Tag Archives: crabcakes

Spicy Crab Cakes with Tomato-Onion Sauce

Crab Cakes

This is the last potato recipe for the time being, having successfully demonstrated several uses for the tuber. I made this recipe because I wanted to do a potato based dish where the pototo was used more as a binding agent rather than for the potatoes taste. A crab cake is as good as an example as any of this.

For those of you who like cooking on high heat, this is the recipe for you. The quicker you can fry these up, the crispier they seem to be.

Crab Cakes

  • 12 oz crab meat
  • 6 oz mashed potatoes
  • 2 tsp dried parsley
  • 2 tsp dried sage
  • 2 tsp dried thyme
  • 1/2 tsp dried mustard, mild
  • 1/2 tsp black pepper, ground
  • 1 habenero pepper, seeded and minced
  • 1 tsp fresh oregeno
  • 1 egg
  • 1 egg yolk
  • Flour, for dredging

Tomato-Onion Sauce

  • 1 Tablespoon butter
  • 1/2 yellow onion, chopped
  • 1 14 oz can of whole tomatoes, drained
  • 2 Garlic cloves, minced
  • 2/3 cup water
  • 1 Tablespoon Malt Vinegar
  • 1 Tablespoon Ground Coriander
  • 2 Tsp dried red pepper flakes

In a medium mixing bowl, combine the crab meat with the mashed potatoes.

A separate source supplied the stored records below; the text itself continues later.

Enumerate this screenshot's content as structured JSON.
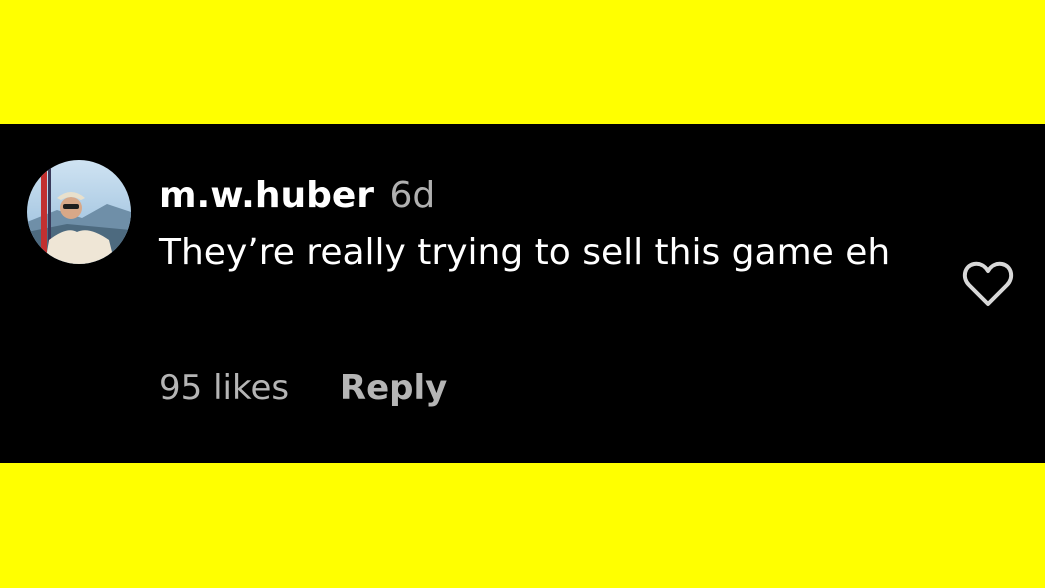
{
  "comment": {
    "username": "m.w.huber",
    "timestamp": "6d",
    "text": "They’re really trying to sell this game eh",
    "likes": "95 likes",
    "reply_label": "Reply",
    "like_icon": "heart-outline-icon"
  },
  "colors": {
    "background_band": "#ffff00",
    "panel": "#000000",
    "primary_text": "#ffffff",
    "secondary_text": "#b0b0b0"
  }
}
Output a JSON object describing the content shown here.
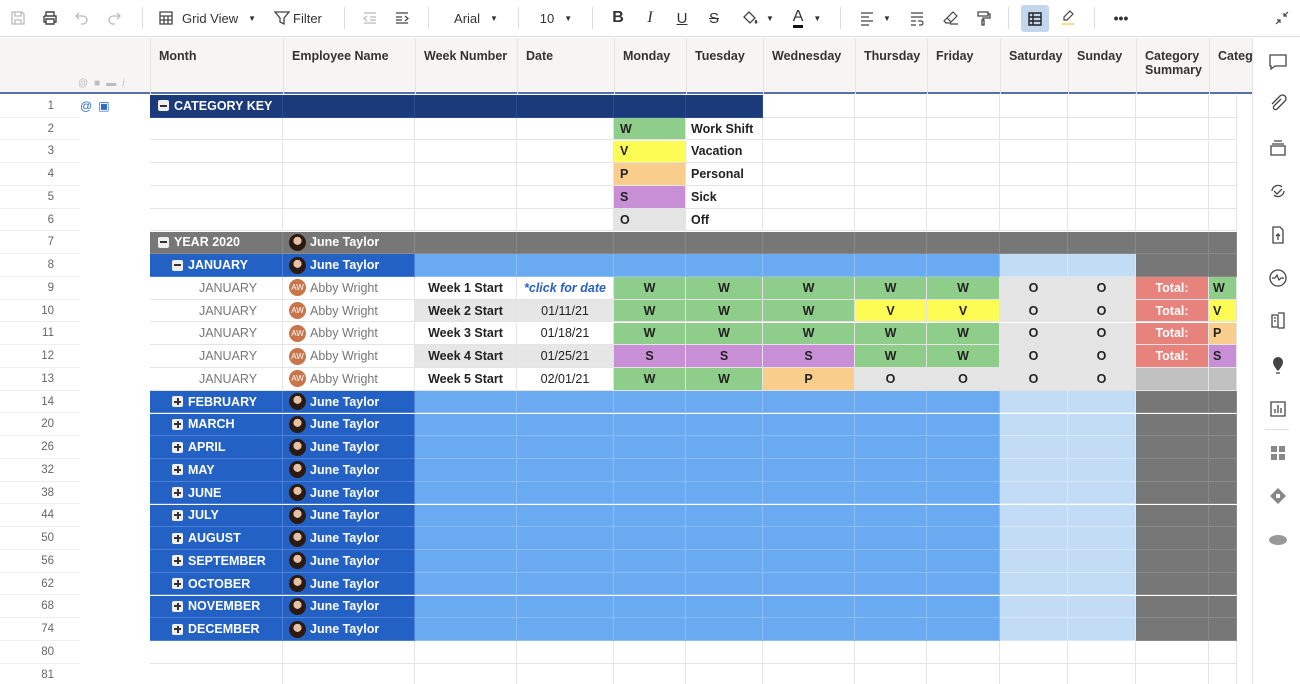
{
  "toolbar": {
    "view_label": "Grid View",
    "filter_label": "Filter",
    "font": "Arial",
    "font_size": "10"
  },
  "columns": [
    "Month",
    "Employee Name",
    "Week Number",
    "Date",
    "Monday",
    "Tuesday",
    "Wednesday",
    "Thursday",
    "Friday",
    "Saturday",
    "Sunday",
    "Category Summary",
    "Categ"
  ],
  "colors": {
    "navy": "#1a3a7a",
    "blue": "#2361c4",
    "lightblue": "#6aaaf0",
    "paleblue": "#c2dcf6",
    "gray": "#777777",
    "W": "#8fcd8a",
    "V": "#fdfc55",
    "P": "#f9cd8c",
    "S": "#c98fd6",
    "O": "#e4e4e4",
    "total": "#e7827c"
  },
  "key": {
    "title": "CATEGORY KEY",
    "items": [
      {
        "code": "W",
        "label": "Work Shift"
      },
      {
        "code": "V",
        "label": "Vacation"
      },
      {
        "code": "P",
        "label": "Personal"
      },
      {
        "code": "S",
        "label": "Sick"
      },
      {
        "code": "O",
        "label": "Off"
      }
    ]
  },
  "year": {
    "label": "YEAR 2020",
    "owner": "June Taylor"
  },
  "january": {
    "label": "JANUARY",
    "owner": "June Taylor"
  },
  "weeks": [
    {
      "row": "9",
      "month": "JANUARY",
      "initials": "AW",
      "name": "Abby Wright",
      "week": "Week 1 Start",
      "date": "*click for date",
      "days": [
        "W",
        "W",
        "W",
        "W",
        "W",
        "O",
        "O"
      ],
      "total": "Total:",
      "cat": "W"
    },
    {
      "row": "10",
      "month": "JANUARY",
      "initials": "AW",
      "name": "Abby Wright",
      "week": "Week 2 Start",
      "date": "01/11/21",
      "days": [
        "W",
        "W",
        "W",
        "V",
        "V",
        "O",
        "O"
      ],
      "total": "Total:",
      "cat": "V"
    },
    {
      "row": "11",
      "month": "JANUARY",
      "initials": "AW",
      "name": "Abby Wright",
      "week": "Week 3 Start",
      "date": "01/18/21",
      "days": [
        "W",
        "W",
        "W",
        "W",
        "W",
        "O",
        "O"
      ],
      "total": "Total:",
      "cat": "P"
    },
    {
      "row": "12",
      "month": "JANUARY",
      "initials": "AW",
      "name": "Abby Wright",
      "week": "Week 4 Start",
      "date": "01/25/21",
      "days": [
        "S",
        "S",
        "S",
        "W",
        "W",
        "O",
        "O"
      ],
      "total": "Total:",
      "cat": "S"
    },
    {
      "row": "13",
      "month": "JANUARY",
      "initials": "AW",
      "name": "Abby Wright",
      "week": "Week 5 Start",
      "date": "02/01/21",
      "days": [
        "W",
        "W",
        "P",
        "O",
        "O",
        "O",
        "O"
      ],
      "total": "",
      "cat": ""
    }
  ],
  "months": [
    {
      "row": "14",
      "label": "FEBRUARY",
      "owner": "June Taylor"
    },
    {
      "row": "20",
      "label": "MARCH",
      "owner": "June Taylor"
    },
    {
      "row": "26",
      "label": "APRIL",
      "owner": "June Taylor"
    },
    {
      "row": "32",
      "label": "MAY",
      "owner": "June Taylor"
    },
    {
      "row": "38",
      "label": "JUNE",
      "owner": "June Taylor"
    },
    {
      "row": "44",
      "label": "JULY",
      "owner": "June Taylor"
    },
    {
      "row": "50",
      "label": "AUGUST",
      "owner": "June Taylor"
    },
    {
      "row": "56",
      "label": "SEPTEMBER",
      "owner": "June Taylor"
    },
    {
      "row": "62",
      "label": "OCTOBER",
      "owner": "June Taylor"
    },
    {
      "row": "68",
      "label": "NOVEMBER",
      "owner": "June Taylor"
    },
    {
      "row": "74",
      "label": "DECEMBER",
      "owner": "June Taylor"
    }
  ],
  "empty_rows": [
    "80",
    "81"
  ]
}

Add the herbs, spices and peppers. Mix in the egg and the egg yolk and combine well. Cover and place in the refrigerator for at least 30 minutes.

For the sauce, place a medium sauce pan over medium heat. Place in butter and allow to melt. Add the onions, tomatoes and garlic. Cook until onions just become soft, about 5 minutes. Add the water, vinegar coriander and pepper flakes. Bring to a boil and then reduce the heat to simmer for 10 minutes.

Puree the sauce, either with a stick blender or food processor. Pour into a bowl and serve either chilled or warm.

Place a large skillet over medium high heat. Heat a high smoke oil (vegetable will do nicely) in the skillet. Meanwhile, remove the crab mixture from the refrigerator. Shape a spoonful of the mixture into a patty. Dredge in the flour and tap off any excess. Place in skillet and fry until the bottom has a orange-rust colored crust (about 2-3 minutes). Flip and cook to completion. Repeat this process for each crab cake, adding more oil to the skillet when necessary. When each crabcake is done, allow to drain on a paper towel.